Mon jumeau numérique est-il malade?
Imaginez une copie numérique de votre corps. Une sorte de clone virtuel. Ce jumeau fictif détient toutes vos données médicales: âge, poids, taille, antécédents médicaux, rythme cardiaque, activité des organes, taux de cholestérol et patrimoine génétique, entre autres. Ces données sont transformées en formules mathématiques et introduites dans un système informatique géré par de l’intelligence artificielle et des algorithmes. Le jumeau numérique fonctionne en temps réel avec les données du patient, mais aussi avec celles de tous les autres jumeaux numériques existants.
Le but? Faire des prédictions médicales et fournir des traitements personnalisés. Les médecins pourront annoncer des cancers encore non déclarés et tester un traitement sur le clone digital, observer ses réactions puis prescrire le meilleur dosage à leurs patients. La communauté scientifique voit en cette future technologie une révolution où la bonne santé n’aurait plus de secrets. Des jumeaux numériques d’organes ont déjà été développés ou sont en cours de l’être. Celui du corps entier est attendu d’ici une quinzaine d’années. Mais derrière la prouesse scientifique, plusieurs acteurs s’interrogent sur l’aspect éthique de cette technologie, sur l’utilisation et la protection des données personnelles qui en découlent, notamment par des entreprises privées.
L’objet digitalisé
À la base, le jumeau numérique n’est pas seulement un concept médical : il se retrouve dans la conception d’objets en trois dimensions tels que les moteurs, les machines et même les villes. Les ingénieurs exploitent cette technologie pour conceptualiser la relation entre un objet physique et un modèle numérique connecté capable d’en prédire les comportements. En d’autres termes, le jumeau numérique est l’objet digitalisé. « La représentation se révèle efficace pour suivre le cycle de vie de l’objet, depuis sa production jusqu’à son utilisation et enfin sa destruction ou son recyclage », explique Frédéric Kaplan, directeur du Laboratoire d’humanités digitales de l’EPFL.

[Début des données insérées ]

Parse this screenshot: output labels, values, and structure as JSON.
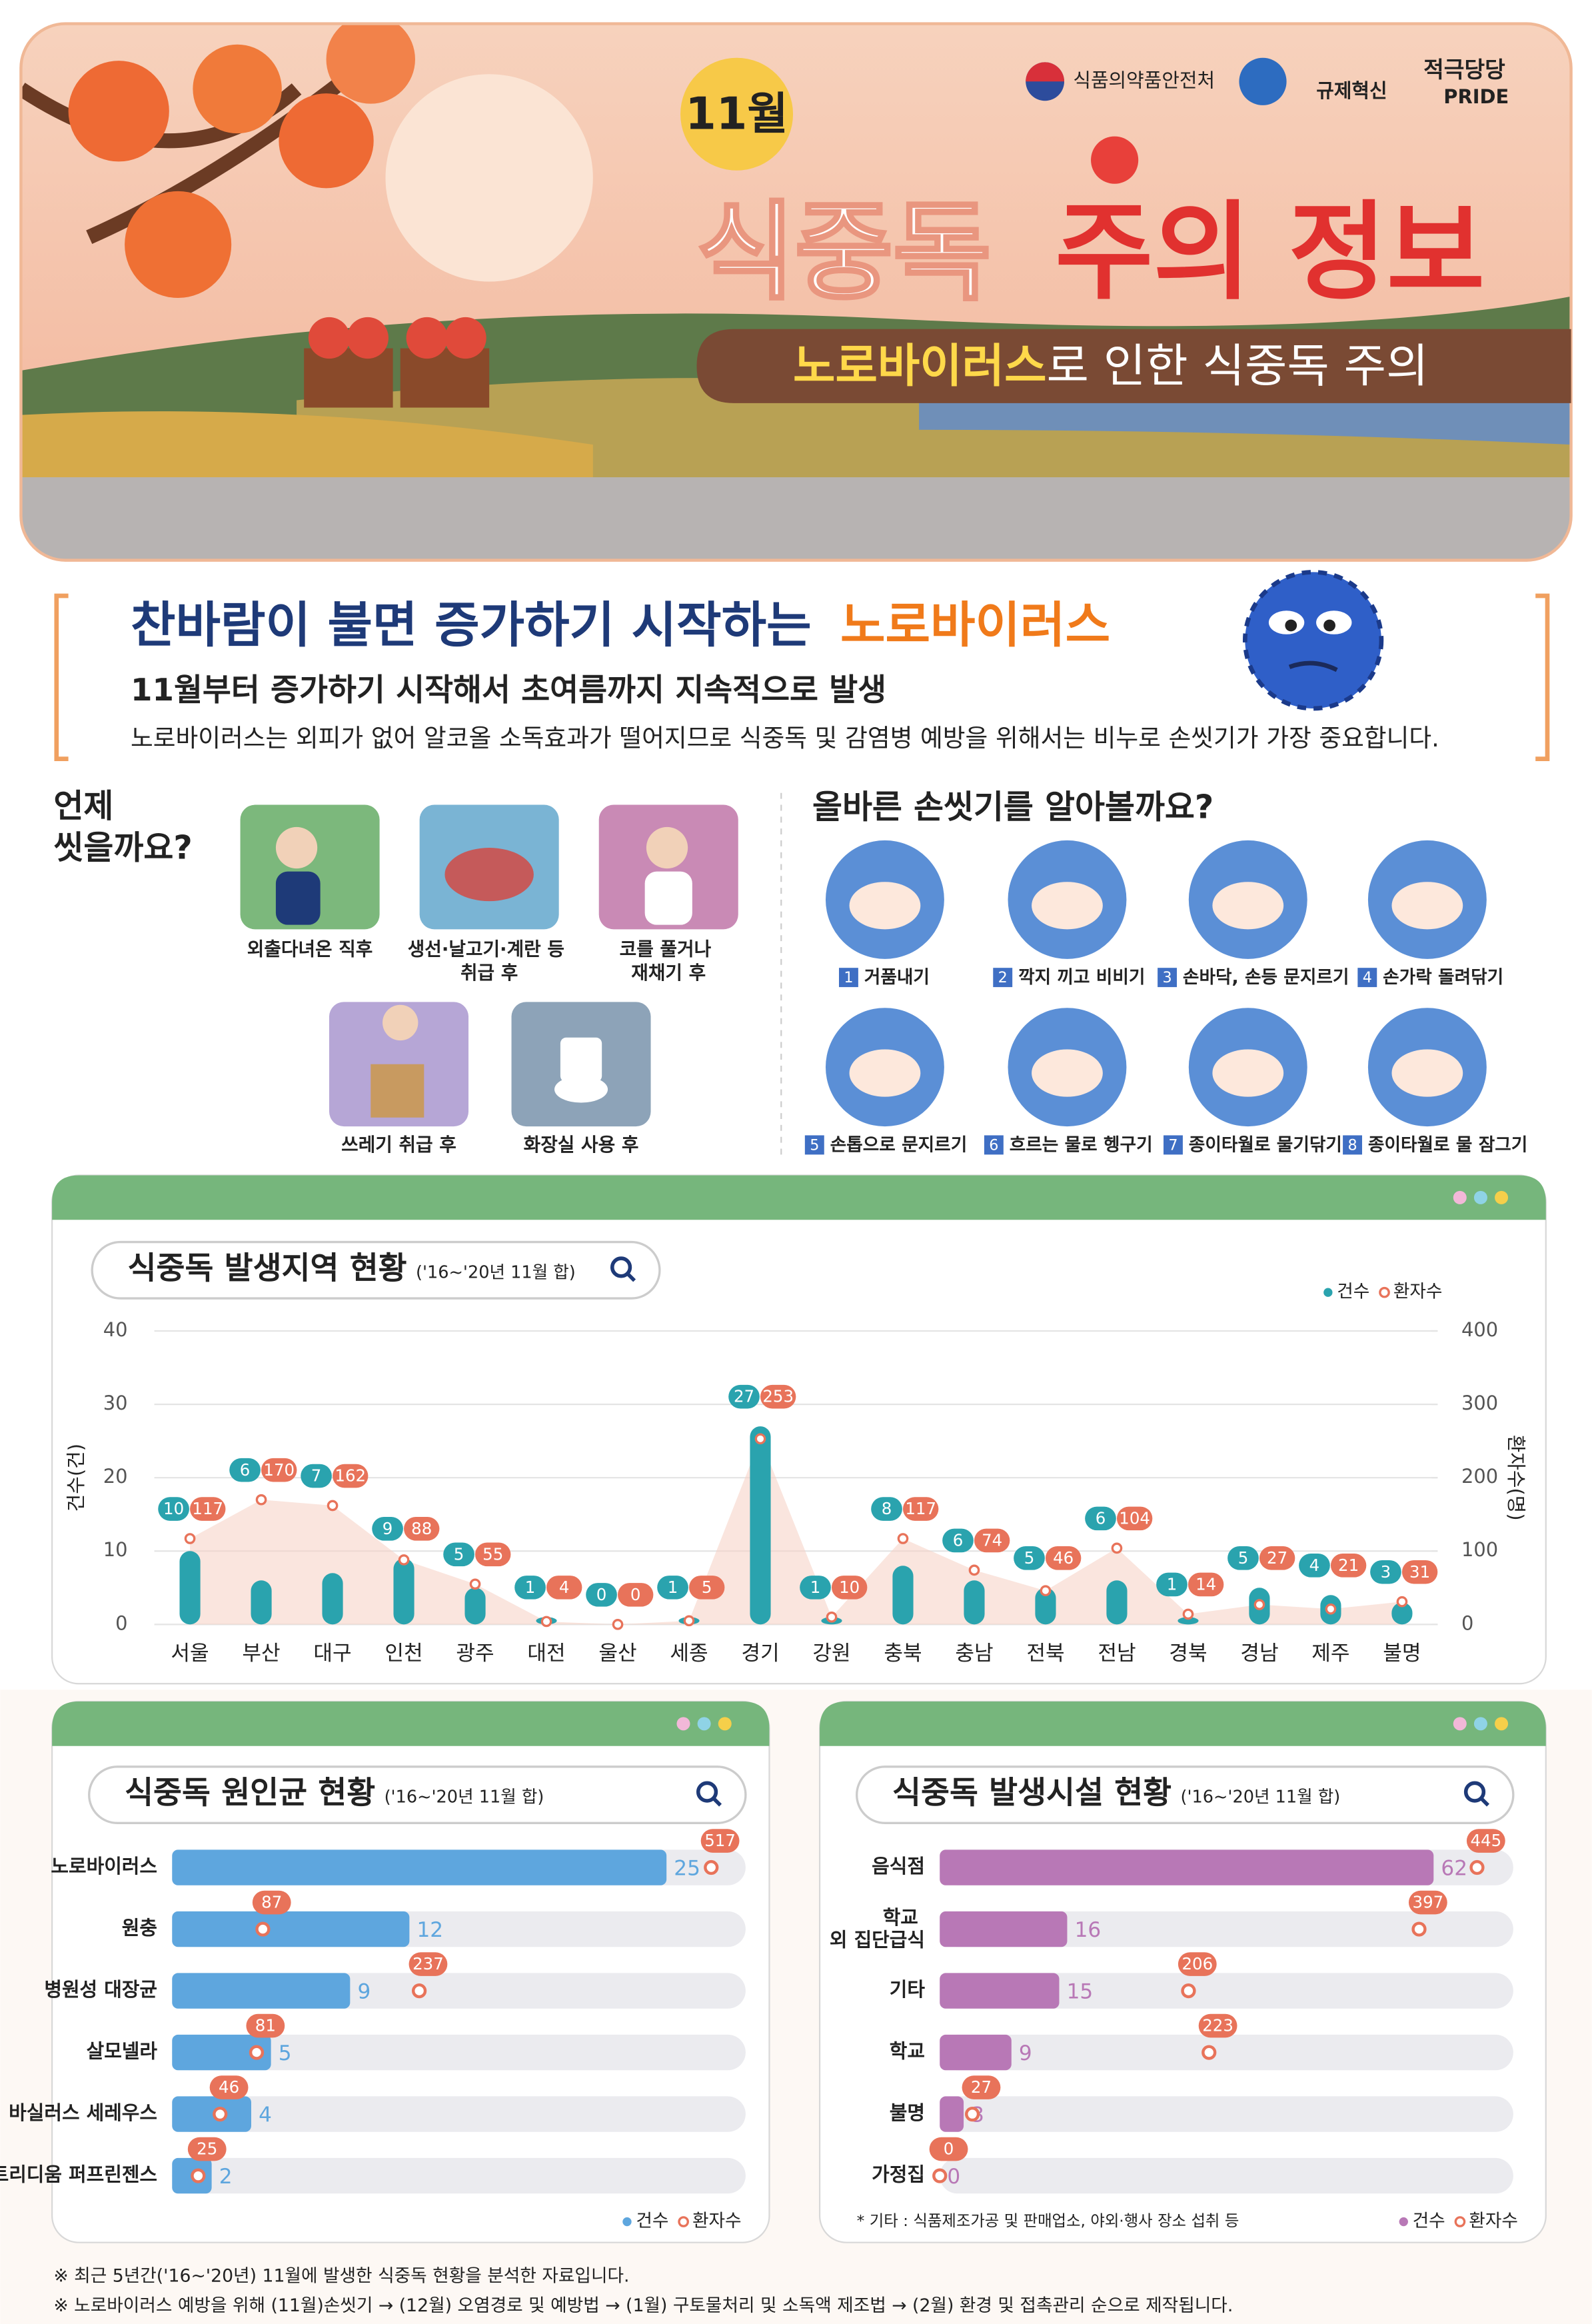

Repris en médecine, le jumeau numérique correspond à un modèle du patient basé sur l’intégration de données médicales et de leur historique. « Ceci permet en théorie une adaptation des traitements aux particularités de chaque patient. Dans certains cas, les thérapies pour le “patient moyen” ne sont pas appropriées à la spécificité du “patient réel” », précise le chercheur.